[Date Prev][Date Next][Thread Prev][Thread Next][Date Index][Thread Index]

[HTCondor-users] Standardizing Condor GPU interface



Hello,

Here at IceCube we are about to start using Condor to run jobs on both nVidia and AMD GPUs. We'd like our GPU jobs be to compatible with other sites, so we followed https://htcondor-wiki.cs.wisc.edu/index.cgi/wiki?p=HowToManageGpus, which seems to be the closest thing to a standard for defining a Condor interface for GPU jobs. I thought I'd share a few ideas to improve that document to better accommodate mixed GPU environments based on our experiences at IceCube.


GPU_API should be a list, since both CUDA and OpenCL can run on nVidia GPUs, but only OpenCL can be used with AMD cards.


Currently, the wiki does not mention a classad attribute to identify GPU's manufacturer, e.g. for users who want to run only on AMDs. We decided to include it in GPU_NAME. However, one problem with GPU_NAME is that it's not obvious how its content should be formatted (in order to be compatible across sites). We thought about keeping it consistent with lspci, but its output can be cryptic (e.g. GTX690 is listed as GK104), and nvidia-smi and clinfo don't quite work either. Right now we just manually set it in puppet to things like "nVidia GeForce GTX 690" and "AMD Radeon HD 7970".

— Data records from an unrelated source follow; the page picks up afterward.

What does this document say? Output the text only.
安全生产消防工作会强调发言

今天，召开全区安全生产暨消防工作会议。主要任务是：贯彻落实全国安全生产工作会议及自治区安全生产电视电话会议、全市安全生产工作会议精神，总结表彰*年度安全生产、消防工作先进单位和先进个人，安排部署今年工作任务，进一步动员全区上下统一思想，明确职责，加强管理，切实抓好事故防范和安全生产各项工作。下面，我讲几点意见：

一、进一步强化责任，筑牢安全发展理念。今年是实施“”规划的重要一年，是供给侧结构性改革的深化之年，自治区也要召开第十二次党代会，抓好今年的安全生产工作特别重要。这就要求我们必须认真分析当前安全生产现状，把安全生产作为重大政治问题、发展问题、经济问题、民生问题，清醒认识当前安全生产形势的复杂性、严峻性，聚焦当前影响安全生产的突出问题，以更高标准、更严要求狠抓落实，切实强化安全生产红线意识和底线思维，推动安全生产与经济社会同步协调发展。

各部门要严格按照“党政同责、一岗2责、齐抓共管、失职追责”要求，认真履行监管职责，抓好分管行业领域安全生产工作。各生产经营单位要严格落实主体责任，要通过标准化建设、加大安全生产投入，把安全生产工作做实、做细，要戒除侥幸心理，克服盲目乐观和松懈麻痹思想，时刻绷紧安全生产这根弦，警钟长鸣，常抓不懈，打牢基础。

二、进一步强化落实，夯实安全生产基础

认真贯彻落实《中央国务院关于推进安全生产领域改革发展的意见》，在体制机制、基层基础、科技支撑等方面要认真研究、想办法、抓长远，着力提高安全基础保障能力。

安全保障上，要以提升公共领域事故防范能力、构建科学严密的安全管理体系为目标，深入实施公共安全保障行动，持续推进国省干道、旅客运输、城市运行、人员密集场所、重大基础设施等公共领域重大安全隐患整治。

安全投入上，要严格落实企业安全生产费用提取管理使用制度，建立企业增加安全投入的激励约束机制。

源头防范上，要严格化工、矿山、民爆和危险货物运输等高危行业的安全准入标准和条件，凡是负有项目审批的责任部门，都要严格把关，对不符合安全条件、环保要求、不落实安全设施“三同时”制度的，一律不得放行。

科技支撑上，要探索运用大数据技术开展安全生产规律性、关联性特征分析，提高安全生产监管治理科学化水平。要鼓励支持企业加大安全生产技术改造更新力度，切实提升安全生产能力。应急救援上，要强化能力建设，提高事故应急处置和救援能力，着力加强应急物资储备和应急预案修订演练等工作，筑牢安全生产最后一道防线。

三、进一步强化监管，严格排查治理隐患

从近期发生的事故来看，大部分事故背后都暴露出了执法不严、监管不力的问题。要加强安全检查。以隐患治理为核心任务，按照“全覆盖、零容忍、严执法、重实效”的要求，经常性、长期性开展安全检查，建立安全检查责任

It may be useful to mention in the "Identify the GPU" section that both CUDA and OpenCL use environmental variables to control which GPUs an application may run on. We use something like the following in our USER_JOB_WRAPPER script to set those automatically (this way things don't break if the user forgets to appropriately set environment in the submit file):

#!/bin/bash
gpu_dev=$(awk -F ' = ' '/^GPU_DEV = /{print $2}' $_CONDOR_MACHINE_AD)
export CUDA_VISIBLE_DEVICES=$gpu_dev
export COMPUTE=:0.$gpu_dev
export GPU_DEVICE_ORDINAL=$gpu_dev
exec "$@

One problem we encountered is that users who run primarily GPU jobs tend to have much better priority than users who primarily run CPU jobs (because there are many fewer GPUs than CPUs). This results in heavy CPU users being almost completely locked out of using GPUs. We added the following to reduce the severity of this problem, which may also be useful for the wiki:

SlotWeight = ifthenelse(isUndefined(HAS_GPU), "Cpus", 100)


So these are my two cents. I'd be really interested what other people are doing.

Vlad